Run Step	A detailed list of steps the Assistant took as part of a Run. An Assistant can call tools or create Messages during it’s run. Examining Run Steps allows you to understand how the Assistant is getting to its final results.

Assistants data access

Currently, assistants, threads, messages, and files created for Assistants are scoped at the Azure OpenAI resource level. Therefore, anyone with access to the Azure OpenAI resource or API key access is able to read/write assistants, threads, messages, and files.

We strongly recommend the following data access controls:

Implement authorization. Before performing reads or writes on assistants, threads, messages, and files, ensure that the end-user is authorized to do so.
Restrict Azure OpenAI resource and API key access. Carefully consider who has access to Azure OpenAI resources where assistants are being used and associated API keys.
Routinely audit which accounts/individuals have access to the Azure OpenAI resource. API keys and resource level access enable a wide range of operations including reading and modifying messages and files.
Enable diagnostic settings to allow long-term tracking of certain aspects of the Azure OpenAI resource's activity log.

Parameters

The Assistants API has support for several parameters that let you customize the Assistants' output. The tool_choice parameter lets you force the Assistant to use a specified tool. You can also create messages with the assistant role to create custom conversation histories in Threads. temperature, top_p, response_format let you further tune responses. For more information, see the reference documentation.

Context window management

Assistants automatically truncate text to ensure it stays within the model's maximum context length. You can customize this behavior by specifying the maximum tokens you'd like a run to utilize and/or the maximum number of recent messages you'd like to include in a run.

Max completion and max prompt tokens

To control the token usage in a single Run, set max_prompt_tokens and max_completion_tokens when you create the Run. These limits apply to the total number of tokens used in all completions throughout the Run's lifecycle.

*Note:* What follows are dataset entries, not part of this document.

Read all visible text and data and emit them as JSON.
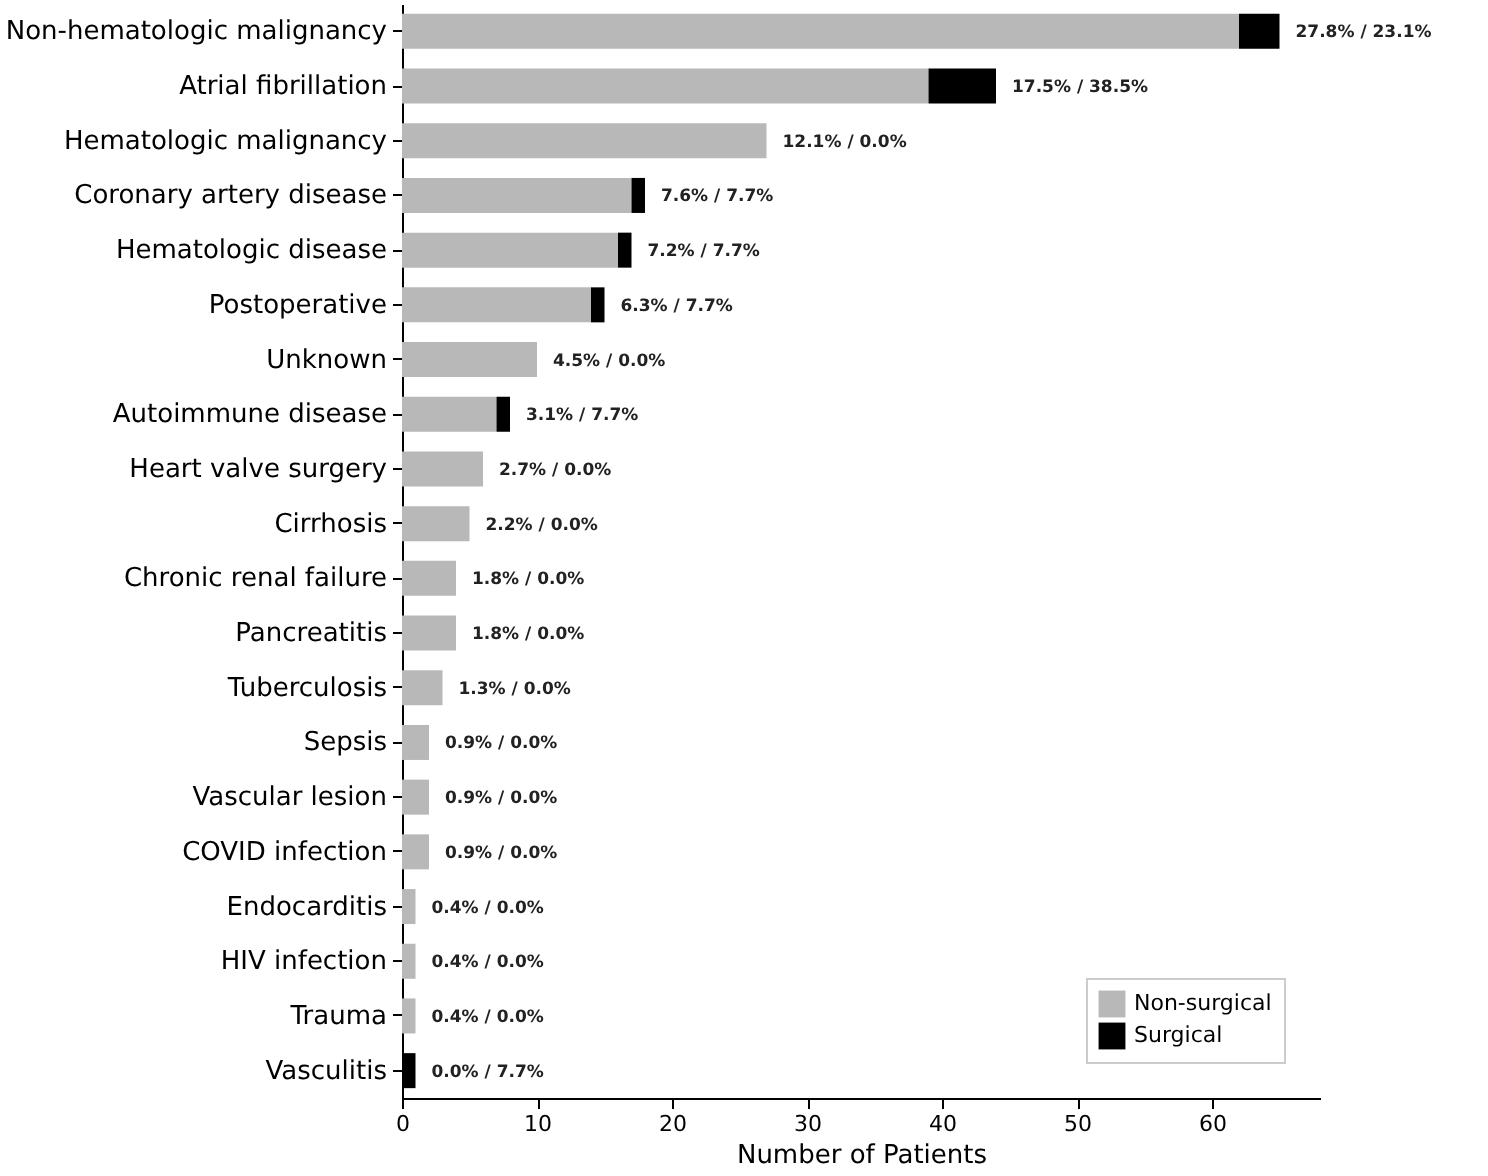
{
  "chart_data": {
    "type": "bar",
    "orientation": "horizontal",
    "stacked": true,
    "xlabel": "Number of Patients",
    "xlim": [
      0,
      68
    ],
    "xticks": [
      0,
      10,
      20,
      30,
      40,
      50,
      60
    ],
    "grid": false,
    "legend": "bottom right",
    "categories": [
      "Non-hematologic malignancy",
      "Atrial fibrillation",
      "Hematologic malignancy",
      "Coronary artery disease",
      "Hematologic disease",
      "Postoperative",
      "Unknown",
      "Autoimmune disease",
      "Heart valve surgery",
      "Cirrhosis",
      "Chronic renal failure",
      "Pancreatitis",
      "Tuberculosis",
      "Sepsis",
      "Vascular lesion",
      "COVID infection",
      "Endocarditis",
      "HIV infection",
      "Trauma",
      "Vasculitis"
    ],
    "series": [
      {
        "name": "Non-surgical",
        "color": "#b8b8b8",
        "values": [
          62,
          39,
          27,
          17,
          16,
          14,
          10,
          7,
          6,
          5,
          4,
          4,
          3,
          2,
          2,
          2,
          1,
          1,
          1,
          0
        ]
      },
      {
        "name": "Surgical",
        "color": "#000000",
        "values": [
          3,
          5,
          0,
          1,
          1,
          1,
          0,
          1,
          0,
          0,
          0,
          0,
          0,
          0,
          0,
          0,
          0,
          0,
          0,
          1
        ]
      }
    ],
    "annotations": [
      {
        "text": "27.8% / 23.1%",
        "x": 65,
        "y": "Non-hematologic malignancy"
      },
      {
        "text": "17.5% / 38.5%",
        "x": 44,
        "y": "Atrial fibrillation"
      },
      {
        "text": "12.1% / 0.0%",
        "x": 27,
        "y": "Hematologic malignancy"
      },
      {
        "text": "7.6% / 7.7%",
        "x": 18,
        "y": "Coronary artery disease"
      },
      {
        "text": "7.2% / 7.7%",
        "x": 17,
        "y": "Hematologic disease"
      },
      {
        "text": "6.3% / 7.7%",
        "x": 15,
        "y": "Postoperative"
      },
      {
        "text": "4.5% / 0.0%",
        "x": 10,
        "y": "Unknown"
      },
      {
        "text": "3.1% / 7.7%",
        "x": 8,
        "y": "Autoimmune disease"
      },
      {
        "text": "2.7% / 0.0%",
        "x": 6,
        "y": "Heart valve surgery"
      },
      {
        "text": "2.2% / 0.0%",
        "x": 5,
        "y": "Cirrhosis"
      },
      {
        "text": "1.8% / 0.0%",
        "x": 4,
        "y": "Chronic renal failure"
      },
      {
        "text": "1.8% / 0.0%",
        "x": 4,
        "y": "Pancreatitis"
      },
      {
        "text": "1.3% / 0.0%",
        "x": 3,
        "y": "Tuberculosis"
      },
      {
        "text": "0.9% / 0.0%",
        "x": 2,
        "y": "Sepsis"
      },
      {
        "text": "0.9% / 0.0%",
        "x": 2,
        "y": "Vascular lesion"
      },
      {
        "text": "0.9% / 0.0%",
        "x": 2,
        "y": "COVID infection"
      },
      {
        "text": "0.4% / 0.0%",
        "x": 1,
        "y": "Endocarditis"
      },
      {
        "text": "0.4% / 0.0%",
        "x": 1,
        "y": "HIV infection"
      },
      {
        "text": "0.4% / 0.0%",
        "x": 1,
        "y": "Trauma"
      },
      {
        "text": "0.0% / 7.7%",
        "x": 1,
        "y": "Vasculitis"
      }
    ]
  }
}
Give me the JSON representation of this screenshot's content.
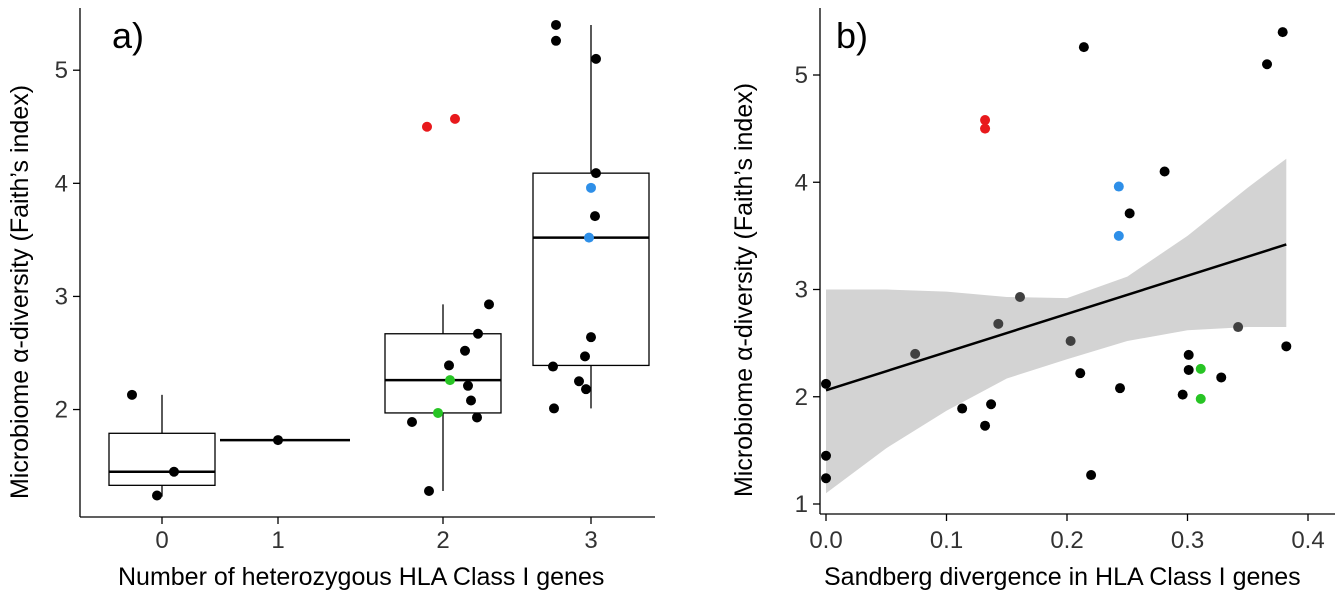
{
  "chart_data": [
    {
      "type": "box",
      "panel_label": "a)",
      "xlabel": "Number of heterozygous HLA Class I genes",
      "ylabel": "Microbiome α-diversity (Faith’s index)",
      "categories": [
        "0",
        "1",
        "2",
        "3"
      ],
      "yticks": [
        2,
        3,
        4,
        5
      ],
      "ylim": [
        1.05,
        5.55
      ],
      "grid": false,
      "colors": {
        "default": "#000000",
        "red": "#e8191c",
        "blue": "#2e8fe8",
        "green": "#27c424"
      },
      "boxes": [
        {
          "category": "0",
          "lower_whisker": 1.23,
          "q1": 1.33,
          "median": 1.45,
          "q3": 1.79,
          "upper_whisker": 2.13
        },
        {
          "category": "1",
          "lower_whisker": 1.73,
          "q1": 1.73,
          "median": 1.73,
          "q3": 1.73,
          "upper_whisker": 1.73
        },
        {
          "category": "2",
          "lower_whisker": 1.28,
          "q1": 1.97,
          "median": 2.26,
          "q3": 2.67,
          "upper_whisker": 2.93
        },
        {
          "category": "3",
          "lower_whisker": 2.01,
          "q1": 2.39,
          "median": 3.52,
          "q3": 4.09,
          "upper_whisker": 5.4
        }
      ],
      "points": [
        {
          "category": "0",
          "y": 2.13,
          "color": "default"
        },
        {
          "category": "0",
          "y": 1.45,
          "color": "default"
        },
        {
          "category": "0",
          "y": 1.24,
          "color": "default"
        },
        {
          "category": "1",
          "y": 1.73,
          "color": "default"
        },
        {
          "category": "2",
          "y": 4.5,
          "color": "red"
        },
        {
          "category": "2",
          "y": 4.57,
          "color": "red"
        },
        {
          "category": "2",
          "y": 2.93,
          "color": "default"
        },
        {
          "category": "2",
          "y": 2.67,
          "color": "default"
        },
        {
          "category": "2",
          "y": 2.52,
          "color": "default"
        },
        {
          "category": "2",
          "y": 2.39,
          "color": "default"
        },
        {
          "category": "2",
          "y": 2.26,
          "color": "green"
        },
        {
          "category": "2",
          "y": 2.21,
          "color": "default"
        },
        {
          "category": "2",
          "y": 2.08,
          "color": "default"
        },
        {
          "category": "2",
          "y": 1.97,
          "color": "green"
        },
        {
          "category": "2",
          "y": 1.93,
          "color": "default"
        },
        {
          "category": "2",
          "y": 1.89,
          "color": "default"
        },
        {
          "category": "2",
          "y": 1.28,
          "color": "default"
        },
        {
          "category": "3",
          "y": 5.4,
          "color": "default"
        },
        {
          "category": "3",
          "y": 5.26,
          "color": "default"
        },
        {
          "category": "3",
          "y": 5.1,
          "color": "default"
        },
        {
          "category": "3",
          "y": 4.09,
          "color": "default"
        },
        {
          "category": "3",
          "y": 3.96,
          "color": "blue"
        },
        {
          "category": "3",
          "y": 3.71,
          "color": "default"
        },
        {
          "category": "3",
          "y": 3.52,
          "color": "blue"
        },
        {
          "category": "3",
          "y": 2.64,
          "color": "default"
        },
        {
          "category": "3",
          "y": 2.47,
          "color": "default"
        },
        {
          "category": "3",
          "y": 2.38,
          "color": "default"
        },
        {
          "category": "3",
          "y": 2.25,
          "color": "default"
        },
        {
          "category": "3",
          "y": 2.18,
          "color": "default"
        },
        {
          "category": "3",
          "y": 2.01,
          "color": "default"
        }
      ]
    },
    {
      "type": "scatter",
      "panel_label": "b)",
      "xlabel": "Sandberg divergence in HLA Class I genes",
      "ylabel": "Microbiome α-diversity (Faith’s index)",
      "xticks": [
        0.0,
        0.1,
        0.2,
        0.3,
        0.4
      ],
      "xtick_labels": [
        "0.0",
        "0.1",
        "0.2",
        "0.3",
        "0.4"
      ],
      "yticks": [
        1,
        2,
        3,
        4,
        5
      ],
      "xlim": [
        -0.012,
        0.405
      ],
      "ylim": [
        0.95,
        5.6
      ],
      "grid": false,
      "colors": {
        "default": "#000000",
        "red": "#e8191c",
        "blue": "#2e8fe8",
        "green": "#27c424",
        "fit": "#000000",
        "ci": "#d3d3d3",
        "grey_point": "#404040"
      },
      "fit_line": {
        "x": [
          0.0,
          0.382
        ],
        "y": [
          2.06,
          3.42
        ]
      },
      "confidence_band": {
        "x": [
          0.0,
          0.05,
          0.1,
          0.15,
          0.2,
          0.25,
          0.3,
          0.35,
          0.382
        ],
        "lower": [
          1.1,
          1.52,
          1.87,
          2.17,
          2.35,
          2.52,
          2.62,
          2.65,
          2.65
        ],
        "upper": [
          3.0,
          3.0,
          2.98,
          2.93,
          2.92,
          3.12,
          3.5,
          3.95,
          4.22
        ]
      },
      "points": [
        {
          "x": 0.0,
          "y": 2.12,
          "color": "default"
        },
        {
          "x": 0.0,
          "y": 1.45,
          "color": "default"
        },
        {
          "x": 0.0,
          "y": 1.24,
          "color": "default"
        },
        {
          "x": 0.074,
          "y": 2.4,
          "color": "grey_point"
        },
        {
          "x": 0.113,
          "y": 1.89,
          "color": "default"
        },
        {
          "x": 0.132,
          "y": 4.58,
          "color": "red"
        },
        {
          "x": 0.132,
          "y": 4.5,
          "color": "red"
        },
        {
          "x": 0.132,
          "y": 1.73,
          "color": "default"
        },
        {
          "x": 0.137,
          "y": 1.93,
          "color": "default"
        },
        {
          "x": 0.143,
          "y": 2.68,
          "color": "grey_point"
        },
        {
          "x": 0.161,
          "y": 2.93,
          "color": "grey_point"
        },
        {
          "x": 0.203,
          "y": 2.52,
          "color": "grey_point"
        },
        {
          "x": 0.211,
          "y": 2.22,
          "color": "default"
        },
        {
          "x": 0.214,
          "y": 5.26,
          "color": "default"
        },
        {
          "x": 0.22,
          "y": 1.27,
          "color": "default"
        },
        {
          "x": 0.243,
          "y": 3.96,
          "color": "blue"
        },
        {
          "x": 0.243,
          "y": 3.5,
          "color": "blue"
        },
        {
          "x": 0.244,
          "y": 2.08,
          "color": "default"
        },
        {
          "x": 0.252,
          "y": 3.71,
          "color": "default"
        },
        {
          "x": 0.281,
          "y": 4.1,
          "color": "default"
        },
        {
          "x": 0.296,
          "y": 2.02,
          "color": "default"
        },
        {
          "x": 0.301,
          "y": 2.39,
          "color": "default"
        },
        {
          "x": 0.301,
          "y": 2.25,
          "color": "default"
        },
        {
          "x": 0.311,
          "y": 2.26,
          "color": "green"
        },
        {
          "x": 0.311,
          "y": 1.98,
          "color": "green"
        },
        {
          "x": 0.328,
          "y": 2.18,
          "color": "default"
        },
        {
          "x": 0.342,
          "y": 2.65,
          "color": "grey_point"
        },
        {
          "x": 0.366,
          "y": 5.1,
          "color": "default"
        },
        {
          "x": 0.379,
          "y": 5.4,
          "color": "default"
        },
        {
          "x": 0.382,
          "y": 2.47,
          "color": "default"
        }
      ]
    }
  ]
}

For example, initiating a Run with max_prompt_tokens set to 500 and max_completion_tokens set to 1000 means the first completion will truncate the thread to 500 tokens and cap the output at 1,000 tokens. If only 200 prompt tokens and 300 completion tokens are used in the first completion, the second completion will have available limits of 300 prompt tokens and 700 completion tokens.

If a completion reaches the max_completion_tokens limit, the Run will terminate with a status of incomplete, and details will be provided in the incomplete_details field of the Run object.

When using the File Search tool, we recommend setting the max_prompt_tokens to no less than 20,000. For longer conversations or multiple interactions with File Search, consider increasing this limit to 50,000, or ideally, removing the max_prompt_tokens limits altogether to get the highest quality results.

Truncation strategy

You can also specify a truncation strategy to control how your thread should be rendered into the model's context window. Using a truncation strategy of type auto will use OpenAI's default truncation strategy. Using a truncation strategy of type last_messages will allow you to specify the number of the most recent messages to include in the context window.